The United States, Great Britain, and France adopted nonintervention policies, which hurt the Republic more than Franco. American companies such as General Motors and Texaco provided Franco with supplies. The Republican cause was supported by prominent American celebrities, including Albert Einstein, Dorothy Parker, Gene Kelly, Helen Keller, A. Philip Randolph, Dashiell Hammett, Lillian Hellman, and Gypsy Rose Lee. Reports in the press and journals by eminent authors such as Ernest Hemmingway, Hellman, Herbert Matthews, and Martha Gellhorn favored the Republican cause and helped gain sympathy for the group in the United States.

Impact

The Spanish Civil War was one of the last major international events in Europe before the outbreak of World War II. It set the stage for the struggle between the ideological forces that faced off in that struggle: Marxism and Western democracy on one side and fascism on the other. Most North Americans favored the Republic, although the United States and Canada were officially neutral and recognized Franco when he took Madrid.

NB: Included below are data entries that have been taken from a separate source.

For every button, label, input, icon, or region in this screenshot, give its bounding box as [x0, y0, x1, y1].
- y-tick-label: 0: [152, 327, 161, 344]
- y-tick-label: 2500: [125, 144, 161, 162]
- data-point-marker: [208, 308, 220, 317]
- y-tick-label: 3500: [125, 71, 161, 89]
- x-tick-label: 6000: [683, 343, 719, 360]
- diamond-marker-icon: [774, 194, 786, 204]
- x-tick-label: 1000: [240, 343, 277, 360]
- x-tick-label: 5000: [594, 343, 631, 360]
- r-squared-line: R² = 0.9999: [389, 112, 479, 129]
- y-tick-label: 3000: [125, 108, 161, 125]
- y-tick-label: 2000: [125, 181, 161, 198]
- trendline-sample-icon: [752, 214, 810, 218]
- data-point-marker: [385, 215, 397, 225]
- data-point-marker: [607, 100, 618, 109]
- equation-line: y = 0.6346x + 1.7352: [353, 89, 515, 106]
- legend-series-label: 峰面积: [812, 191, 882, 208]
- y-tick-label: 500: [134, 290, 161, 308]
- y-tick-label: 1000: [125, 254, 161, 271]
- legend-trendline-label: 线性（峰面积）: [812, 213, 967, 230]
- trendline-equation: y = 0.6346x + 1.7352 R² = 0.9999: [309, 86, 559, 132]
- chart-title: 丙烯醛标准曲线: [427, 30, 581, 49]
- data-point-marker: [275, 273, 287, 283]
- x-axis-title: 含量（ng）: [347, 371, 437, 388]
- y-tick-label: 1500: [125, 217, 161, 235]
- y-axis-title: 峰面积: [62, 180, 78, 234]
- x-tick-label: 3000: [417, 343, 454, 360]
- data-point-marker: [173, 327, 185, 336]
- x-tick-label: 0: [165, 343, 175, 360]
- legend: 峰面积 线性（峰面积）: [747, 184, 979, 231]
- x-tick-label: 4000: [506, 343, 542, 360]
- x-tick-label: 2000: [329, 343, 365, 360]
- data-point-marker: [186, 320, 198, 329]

Those who fought in the war on the Republican side, and even some of those who just supported it, were branded as procommunist, and many were stigmatized during the Cold War era that followed World War II. However, for many North Americans the Republicans’ struggle was celebrated as a valiant fight against fascism.

Bibliography

Carroll, Peter N., and James D. Fernandez, eds. Facing Fascism: New York and the Spanish Civil War. New York: New York University Press, 2007. Collection of essays about New York City institutions and people that responded to the Spanish Civil War. Includes photographs and bibliography.

‗‗‗‗‗‗‗. The Odyssey of the Abraham Lincoln Brigade: Americans in the Spanish Civil War. Stanford, Calif.: Stanford University Press, 1994. History of American involvement in the war by a leading liberal historian.

Collum, Danny Duncan. African Americans in the Spanish Civil War. New York: G. K. Hall, 1992. Account of African American volunteers in the Abraham Lincoln Brigade.

Nelson, Cary. The Aura of the Cause. Waltham, Mass.: Abraham Lincoln Brigade Archives, 1997. Photograph album of American volunteers in the war.

Stephens, D. P. A Memoir of the Spanish Civil War: An Armenian-Canadian in the Lincoln Battalion. St. Johns, Nfld.: Canadian Committee on Labour History, 2000. Memoir of a Canadian communist about his service in the war. Includes a bibliography.

Yates, James. Mississippi to Madrid: Memoir of a Black American in the Abraham Lincoln Brigade. Seattle: Open Hand, 1989. Account of a Mississippi sharecropper turned labor organizer who fought in the war. Describes other African Americans involved in the struggle, including Law, Paul Robeson, and Langston Hughes.